Ce changement de soutien pourrait-il aider Albanese à sauver The Voice ? Cela semble hautement improbable au vu des chiffres révélés dans ce Resolve Political Monitor, qui a utilisé un très grand nombre de répondants pour produire des résultats avec une plus grande précision que les enquêtes mensuelles standards.
Alors que les électeurs ont donné le premier signe depuis plus de six mois qu’ils peuvent franchir la ligne d’arrivée pour soutenir la cause du Oui, le mouvement est trop faible pour suggérer une victoire samedi.
Alors que d’autres sondages semblent suggérer une reprise tardive du côté du Oui, le Resolve Political Monitor montre un gain de seulement 1 pour cent.
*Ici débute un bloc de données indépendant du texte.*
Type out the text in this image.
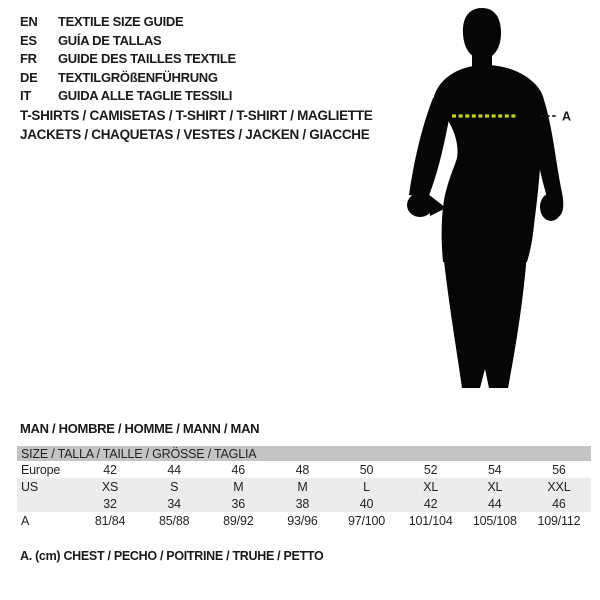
EN	TEXTILE SIZE GUIDE
ES	GUÍA DE TALLAS
FR	GUIDE DES TAILLES TEXTILE
DE	TEXTILGRÖßENFÜHRUNG
IT	GUIDA ALLE TAGLIE TESSILI
T-SHIRTS / CAMISETAS / T-SHIRT / T-SHIRT / MAGLIETTE
JACKETS / CHAQUETAS / VESTES / JACKEN / GIACCHE
A
MAN / HOMBRE / HOMME / MANN / MAN
SIZE / TALLA / TAILLE / GRÖSSE / TAGLIA								
Europe	42	44	46	48	50	52	54	56
US	XS	S	M	M	L	XL	XL	XXL
	32	34	36	38	40	42	44	46
A	81/84	85/88	89/92	93/96	97/100	101/104	105/108	109/112
A. (cm) CHEST / PECHO / POITRINE / TRUHE / PETTO
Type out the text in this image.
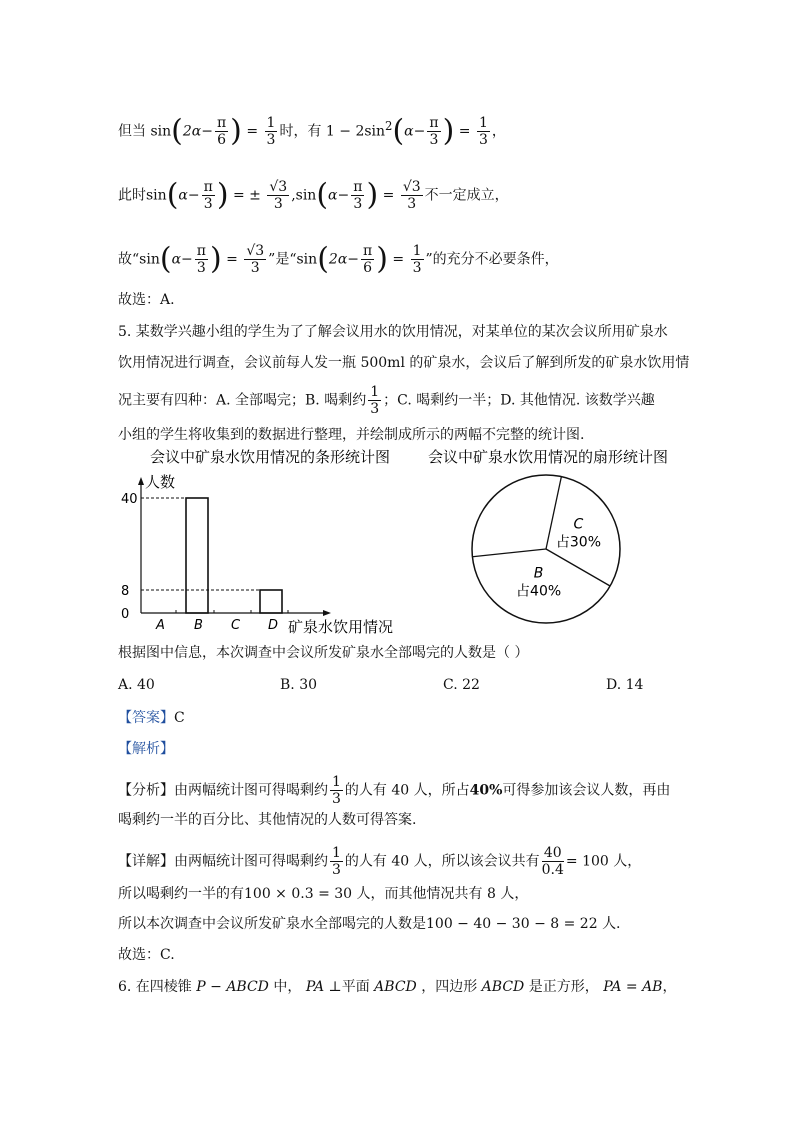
但当 $\sin(2\alpha- \frac{\pi}{6}$ ) = $\frac{1}{3}$ 时，有 $1 - 2\sin^2(\alpha- \frac{\pi}{3}$ ) = $\frac{1}{3}$ ，
此时$\sin(\alpha- \frac{\pi}{3}$ ) = ± $\frac{√3}{3} ,\sin(\alpha- \frac{\pi}{3}$ ) = $\frac{√3}{3}$ 不一定成立，
故“$\sin(\alpha- \frac{\pi}{3}$ ) = $\frac{√3}{3}$ ”是“$\sin(2\alpha- \frac{\pi}{6}$ ) = $\frac{1}{3}$ ”的充分不必要条件，
故选：A.
5. 某数学兴趣小组的学生为了了解会议用水的饮用情况，对某单位的某次会议所用矿泉水
饮用情况进行调查，会议前每人发一瓶 500ml 的矿泉水，会议后了解到所发的矿泉水饮用情
况主要有四种：A. 全部喝完；B. 喝剩约 $\frac{1}{3}$ ；C. 喝剩约一半；D. 其他情况. 该数学兴趣
小组的学生将收集到的数据进行整理，并绘制成所示的两幅不完整的统计图.
会议中矿泉水饮用情况的条形统计图	会议中矿泉水饮用情况的扇形统计图
人数
矿泉水饮用情况
0
8
40
A B C D
C
占30%
B
占40%
根据图中信息，本次调查中会议所发矿泉水全部喝完的人数是（ ）
A. 40	B. 30	C. 22	D. 14
【答案】C
【解析】
【分析】由两幅统计图可得喝剩约 $\frac{1}{3}$ 的人有 40 人，所占40%可得参加该会议人数，再由
喝剩约一半的百分比、其他情况的人数可得答案.
【详解】由两幅统计图可得喝剩约 $\frac{1}{3}$ 的人有 40 人，所以该会议共有 $\frac{40}{0.4} = 100$ 人，
所以喝剩约一半的有100 × 0.3 = 30 人，而其他情况共有 8 人，
所以本次调查中会议所发矿泉水全部喝完的人数是100 − 40 − 30 − 8 = 22 人.
故选：C.
6. 在四棱锥 P − ABCD 中， PA ⊥平面 ABCD ，四边形 ABCD 是正方形， PA = AB，
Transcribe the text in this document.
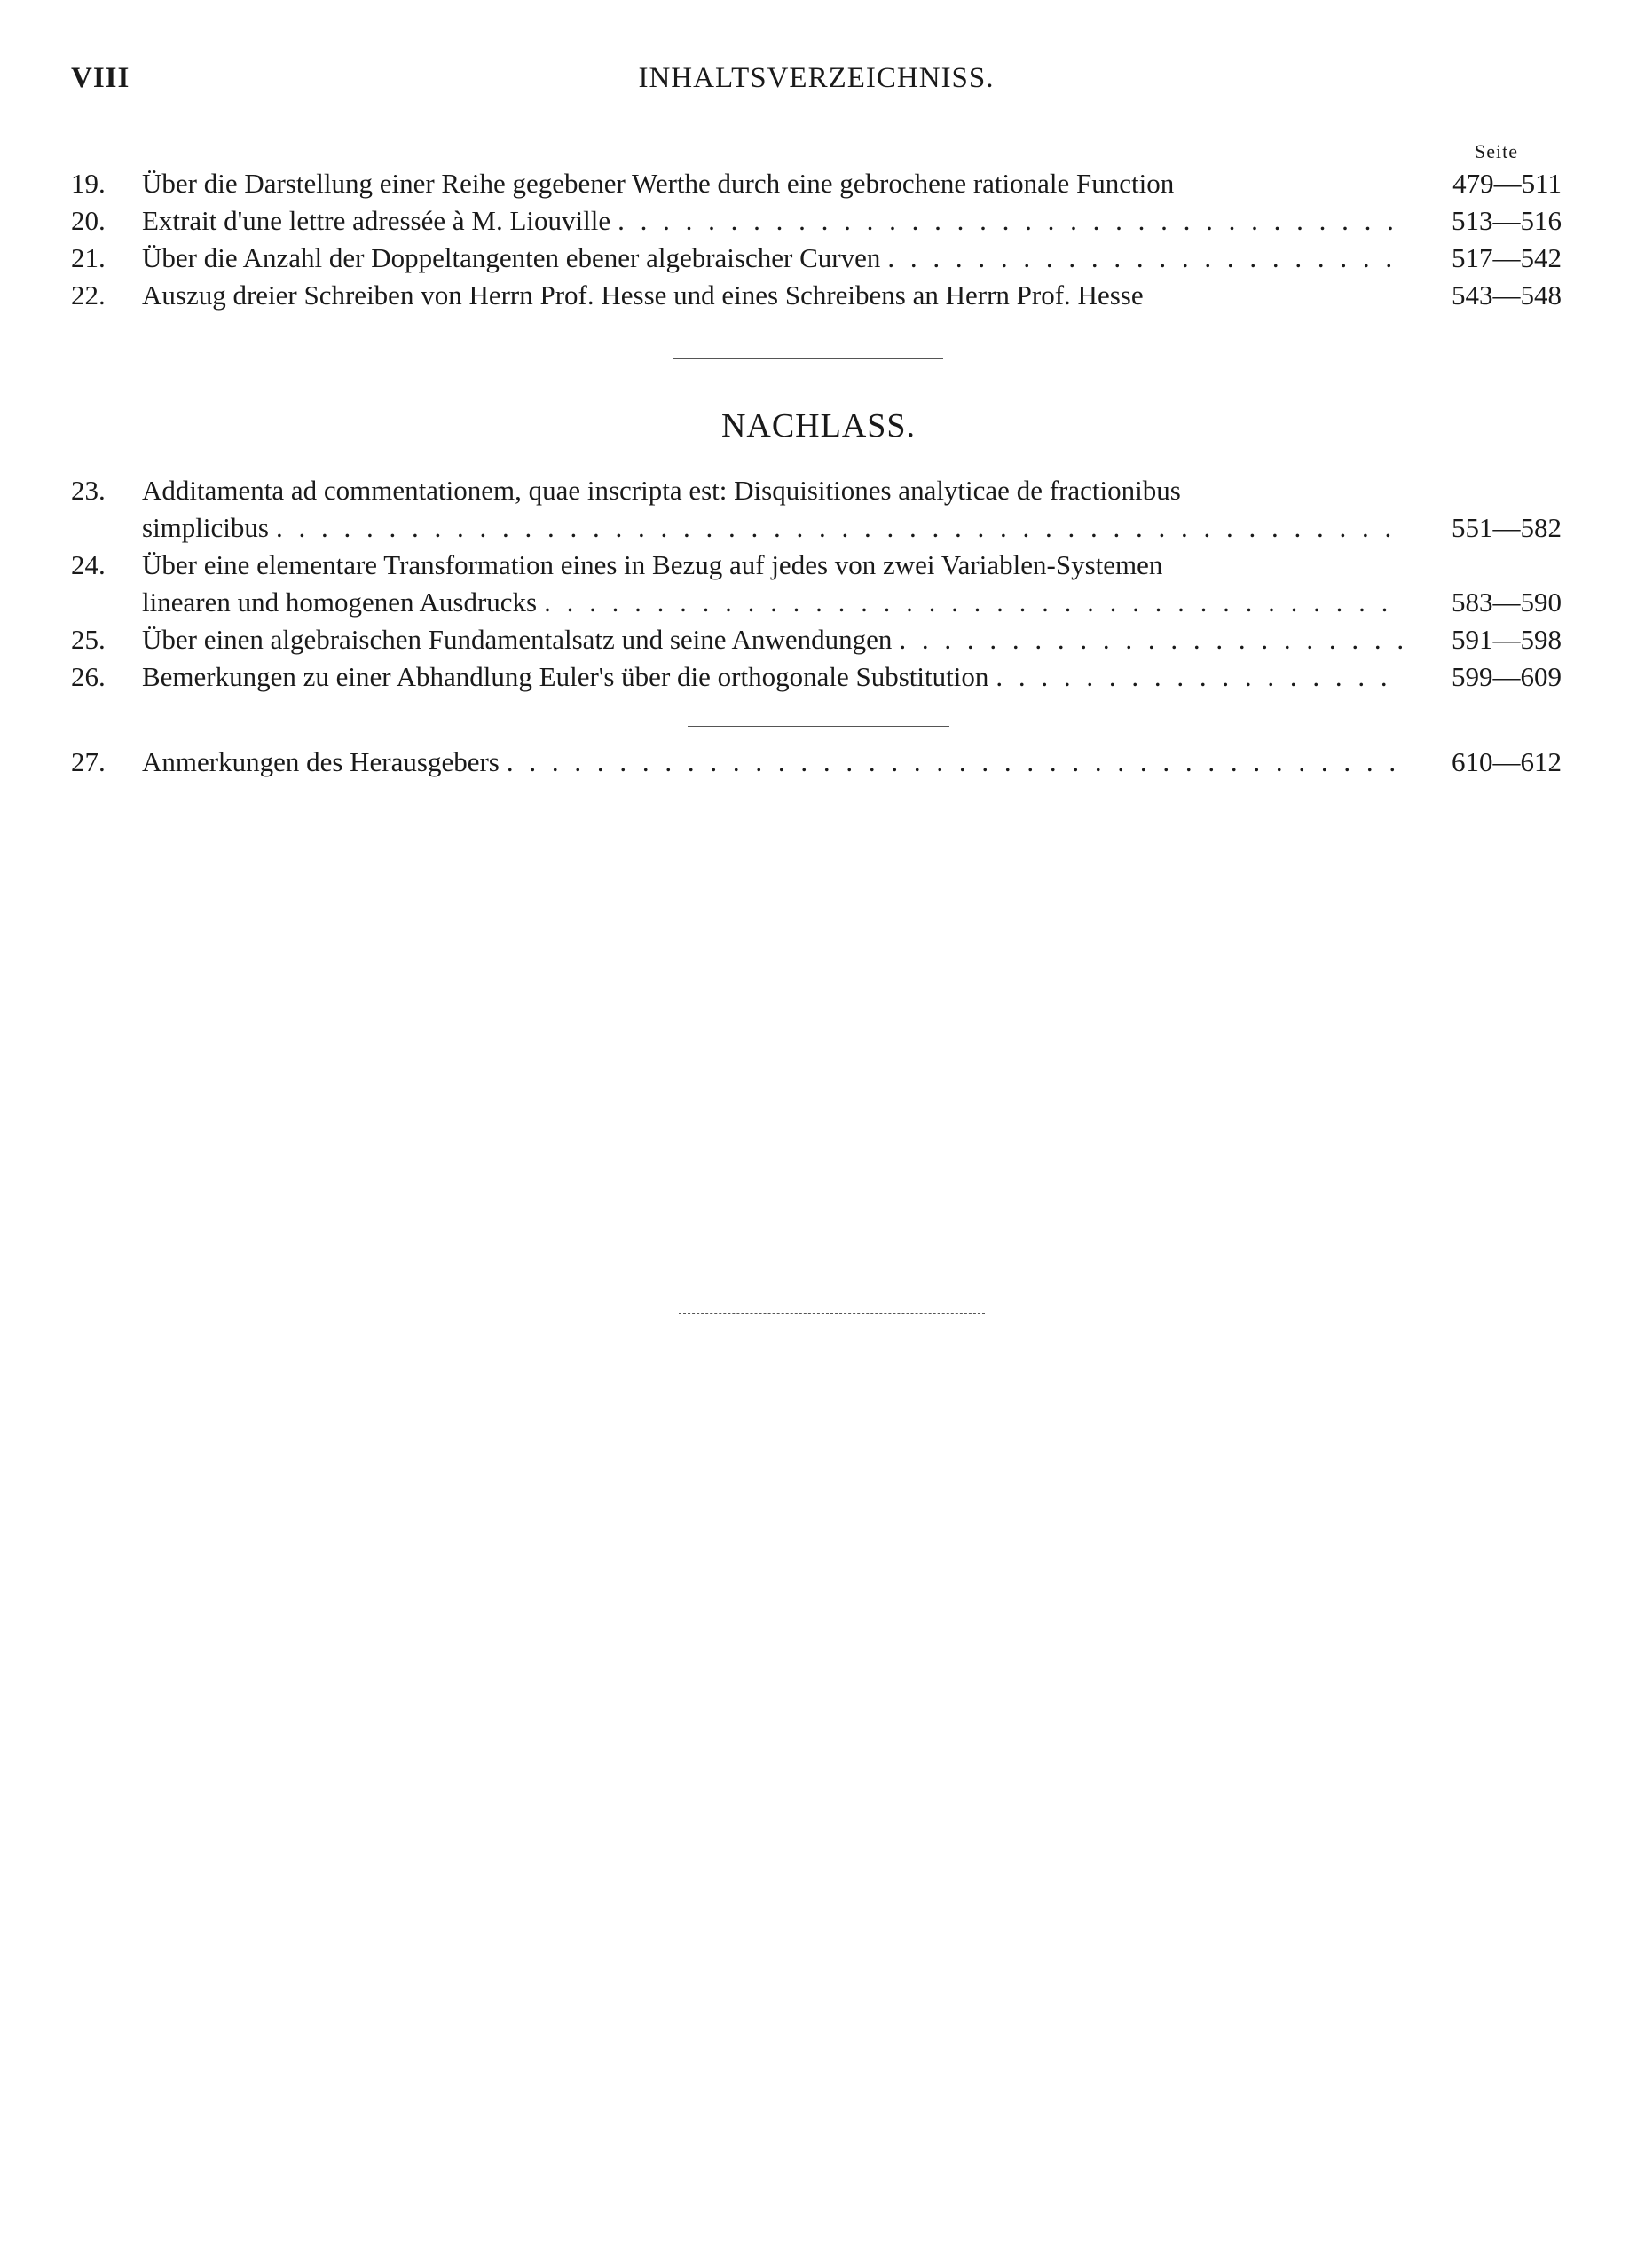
VIII	INHALTSVERZEICHNISS.
Seite
19.	Über die Darstellung einer Reihe gegebener Werthe durch eine gebrochene rationale Function	479—511
20.	Extrait d'une lettre adressée à M. Liouville . . .	513—516
21.	Über die Anzahl der Doppeltangenten ebener algebraischer Curven . . .	517—542
22.	Auszug dreier Schreiben von Herrn Prof. Hesse und eines Schreibens an Herrn Prof. Hesse	543—548
NACHLASS.
23.	Additamenta ad commentationem, quae inscripta est: Disquisitiones analyticae de fractionibus
simplicibus . . .	551—582
24.	Über eine elementare Transformation eines in Bezug auf jedes von zwei Variablen-Systemen
linearen und homogenen Ausdrucks . . .	583—590
25.	Über einen algebraischen Fundamentalsatz und seine Anwendungen . . .	591—598
26.	Bemerkungen zu einer Abhandlung Euler's über die orthogonale Substitution . . .	599—609
27.	Anmerkungen des Herausgebers . . .	610—612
Ce n’est tout simplement pas suffisant alors que le soutien est passé de 64 pour cent en septembre de l’année dernière à 44 pour cent ce mois-ci.
Que faudrait-il pour que Oui gagne ? La réponse se trouve dans le vote « doux » pour les camps du Oui et du Non – les 9 pour cent qui disent qu’ils voteront probablement non et les 10 pour cent qui disent qu’ils voteront probablement oui.
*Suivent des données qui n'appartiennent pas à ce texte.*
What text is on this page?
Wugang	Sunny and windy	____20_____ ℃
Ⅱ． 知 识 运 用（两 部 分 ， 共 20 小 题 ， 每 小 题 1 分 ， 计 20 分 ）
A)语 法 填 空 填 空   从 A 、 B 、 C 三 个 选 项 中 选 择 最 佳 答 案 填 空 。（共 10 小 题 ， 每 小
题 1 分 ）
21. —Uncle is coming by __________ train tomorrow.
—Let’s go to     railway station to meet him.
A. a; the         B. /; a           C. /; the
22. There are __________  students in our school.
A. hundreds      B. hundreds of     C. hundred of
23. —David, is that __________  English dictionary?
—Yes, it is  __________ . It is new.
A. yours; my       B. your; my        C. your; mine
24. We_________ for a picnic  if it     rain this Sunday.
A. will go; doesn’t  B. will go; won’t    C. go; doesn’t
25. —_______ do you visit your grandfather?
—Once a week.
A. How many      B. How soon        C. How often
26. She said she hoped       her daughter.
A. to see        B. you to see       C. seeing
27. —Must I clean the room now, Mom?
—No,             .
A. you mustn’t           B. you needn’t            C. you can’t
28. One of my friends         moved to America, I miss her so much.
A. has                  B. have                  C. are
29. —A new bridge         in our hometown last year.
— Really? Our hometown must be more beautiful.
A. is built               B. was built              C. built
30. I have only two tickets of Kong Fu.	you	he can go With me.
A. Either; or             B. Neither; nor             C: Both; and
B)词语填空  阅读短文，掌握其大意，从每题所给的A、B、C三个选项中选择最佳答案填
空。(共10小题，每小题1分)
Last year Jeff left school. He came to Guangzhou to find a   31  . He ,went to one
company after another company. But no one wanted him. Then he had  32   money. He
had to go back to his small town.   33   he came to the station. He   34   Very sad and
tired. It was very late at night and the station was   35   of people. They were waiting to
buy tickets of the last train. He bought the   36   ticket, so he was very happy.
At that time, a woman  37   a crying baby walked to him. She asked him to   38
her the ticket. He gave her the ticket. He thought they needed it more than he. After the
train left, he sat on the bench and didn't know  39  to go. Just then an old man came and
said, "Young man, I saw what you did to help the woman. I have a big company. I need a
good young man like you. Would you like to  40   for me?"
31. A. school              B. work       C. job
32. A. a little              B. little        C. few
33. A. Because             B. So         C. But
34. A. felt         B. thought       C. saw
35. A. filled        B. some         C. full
«Pour atteindre 50 pour cent au niveau national, le camp du Oui doit conserver la totalité des 10 pour cent de votes favorables de son côté, ce qu’il n’a pas pu faire jusqu’à présent, puis remporter les deux tiers des 9 pour cent de votes favorables. votez du côté du Non », déclare le directeur de Resolve, Jim Reed.
« Et puis ils doivent gagner encore plus pour franchir la ligne dans au moins quatre des États, dont NSW et Victoria.
« Ce n’est pas impossible, mais y parvenir en allant à contre-courant de toutes les tendances que nous avons observées au cours de l’année dernière serait un scénario des plus improbables. »
Quel que soit le résultat, les récriminations à propos du référendum se poursuivront longtemps après le dépouillement des bulletins de vote.
Albanese devra répondre du résultat samedi soir. Il a appelé le soir des élections de l’année dernière à s’engager pleinement dans la déclaration d’Uluru. Il s’approprie la décision de demander un référendum sur le concept de la Voix sans donner beaucoup de détails sur sa taille, la manière dont elle serait élue ou comment elle serait dirigée.
Dutton devra également assumer la responsabilité si le Voice est vaincu parce qu’il n’a pas réussi à tracer une voie pour remédier au désavantage des Autochtones autre qu’un audit des dépenses.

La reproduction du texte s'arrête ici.